PGO/PGBackrest reports "ServiceError: TLS error [1:337260938] dh key too small" when backing up to S3-compatible object storage

[johnswarbrick-napier]

When backing up to an S3-compatible object storage service, PGO/PGBackrest reports error:

ServiceError: TLS error [1:337260938] dh key too small

When I check the certificate exchange using openssl I see:

CONNECTED(00000003)
depth=0 CN = DataService
verify error:num=18:self signed certificate
verify return:1
depth=0 CN = DataService
verify return:1
---
Certificate chain
0 s:/CN=DataService
   i:/CN=DataService
-----BEGIN CERTIFICATE-----
MIIENjCCAx6gAwIBAgIJAMS7a6AfM0xzMA0GCSqGSIb3DQEBCwUAMBYxFDASBgNV
<snip>
9okxGGmD7as1W+9ug/Ibj7wqMnn7nAmPdo5VoOa88pfIdZyI0Fek4V3ltZfdrqnB
6vKodhOqX7vJU83a8lAKTch+KA45pOAskAk=
-----END CERTIFICATE-----
---
Server certificate
subject=/CN=DataService
issuer=/CN=DataService
---
No client certificate CA names sent
Peer signing digest: SHA512
Server Temp Key: DH, 1024 bits
---
SSL handshake has read 1760 bytes and written 479 bytes
---
New, TLSv1/SSLv3, Cipher is DHE-RSA-AES256-GCM-SHA384
Server public key is 2048 bit
Secure Renegotiation IS supported
Compression: NONE
Expansion: NONE
No ALPN negotiated
SSL-Session:
    Protocol  : TLSv1.2
    Cipher    : DHE-RSA-AES256-GCM-SHA384
    Session-ID: AE714B591444A984605AF68EF33203F72035634E39489691C1B0348FD22E4C71
    Session-ID-ctx:
    Master-Key: 6CE09BCA8B664C42419F2924D5AAC2F25BF8F0584F6803226FF5A9A206CAEBCC140F3F63A1CE0AC29595068AAFE10FBB
    Key-Arg   : None
    Krb5 Principal: None
    PSK identity: None
    PSK identity hint: None
    Start Time: 1717405517
    Timeout   : 300 (sec)
    Verify return code: 18 (self signed certificate)

I assume the S3-compatible object storage is using a key exchange cipher that PGBackrest doesn't support (Server Temp Key: DH, 1024 bits?), but I'm not sure how best to troubleshoot/resolve from this point?

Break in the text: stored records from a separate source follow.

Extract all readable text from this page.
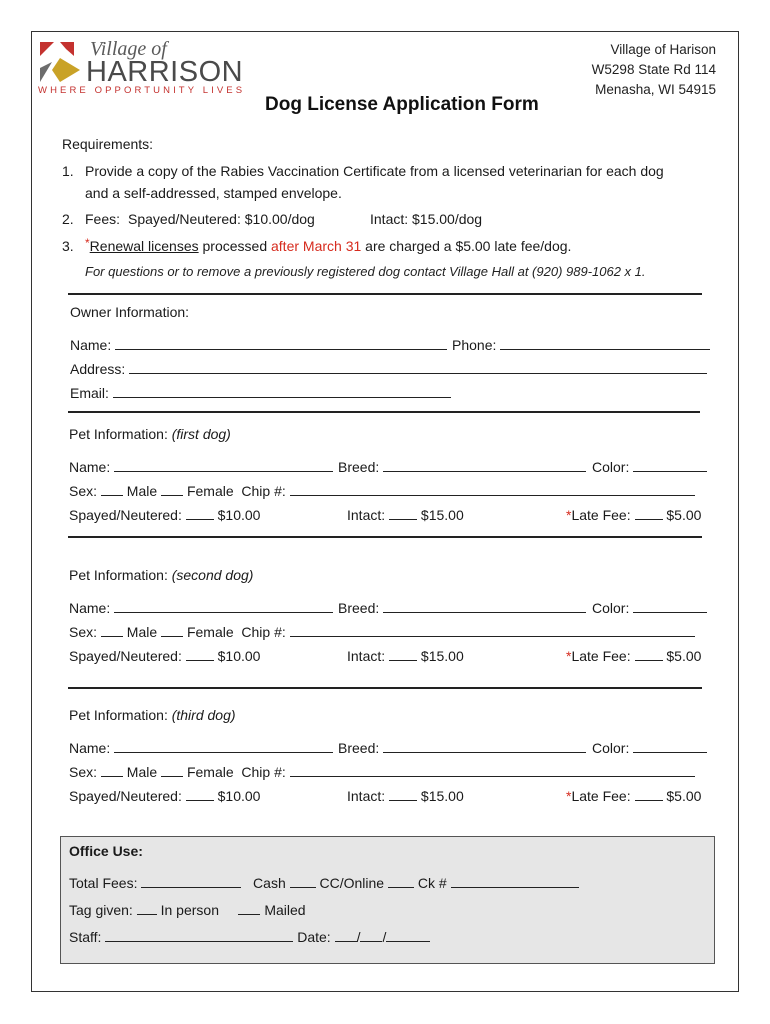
Village of
HARRISON
WHERE OPPORTUNITY LIVES
Village of Harison
W5298 State Rd 114
Menasha, WI 54915
Dog License Application Form
Requirements:
1. Provide a copy of the Rabies Vaccination Certificate from a licensed veterinarian for each dog
and a self-addressed, stamped envelope.
2. Fees: Spayed/Neutered: $10.00/dog	Intact: $15.00/dog
3. *Renewal licenses processed after March 31 are charged a $5.00 late fee/dog.
For questions or to remove a previously registered dog contact Village Hall at (920) 989-1062 x 1.
Owner Information:
Name:	Phone:
Address:
Email:
Pet Information: (first dog)
Name:	Breed:	Color:
Sex: Male Female Chip #:
Spayed/Neutered:	$10.00	Intact:	$15.00	*Late Fee:	$5.00
Pet Information: (second dog)
Name:	Breed:	Color:
Sex: Male Female Chip #:
Spayed/Neutered:	$10.00	Intact:	$15.00	*Late Fee:	$5.00
Pet Information: (third dog)
Name:	Breed:	Color:
Sex: Male Female Chip #:
Spayed/Neutered:	$10.00	Intact:	$15.00	*Late Fee:	$5.00
Office Use:
Total Fees:	Cash CC/Online Ck #
Tag given: In person	Mailed
Staff:	Date: / /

I have TLS certificate verification disabled, but couldn't find any options for key support.

Environment

Please provide the following details:

• Platform: Kubernetes
• Platform Version: 1.27.9
• PGO Image Tag: ubi8-5.5.1-0
• Postgres Version: centos8-13.6-0
• PGBackrest Version: ubi8-2.38-2
• Storage: S3-compatible

[cbandy]

I believe your problem is here:

Server Temp Key: DH, 1024 bits

• https://security.stackexchange.com/a/272588
• https://wiki.debian.org/ContinuousIntegration/TriagingTips/openssl-1.1.1

I see the same message from OpenSSL on my machines:

$ openssl s_client -brief dh1024.badssl.com:443
Connecting to 104.154.89.105
00CCD4F501000000:error:0A00018A:SSL routines:tls_process_ske_dhe:dh key too small:ssl/statem/statem_clnt.c:2314:

[johnswarbrick-napier]

Thanks @cbandy - and a useful tip about the badssl.com site - I didn't know about that!

I guess I'll have to figure out the vendor of the object storage service and get them to update the DH key to something stronger.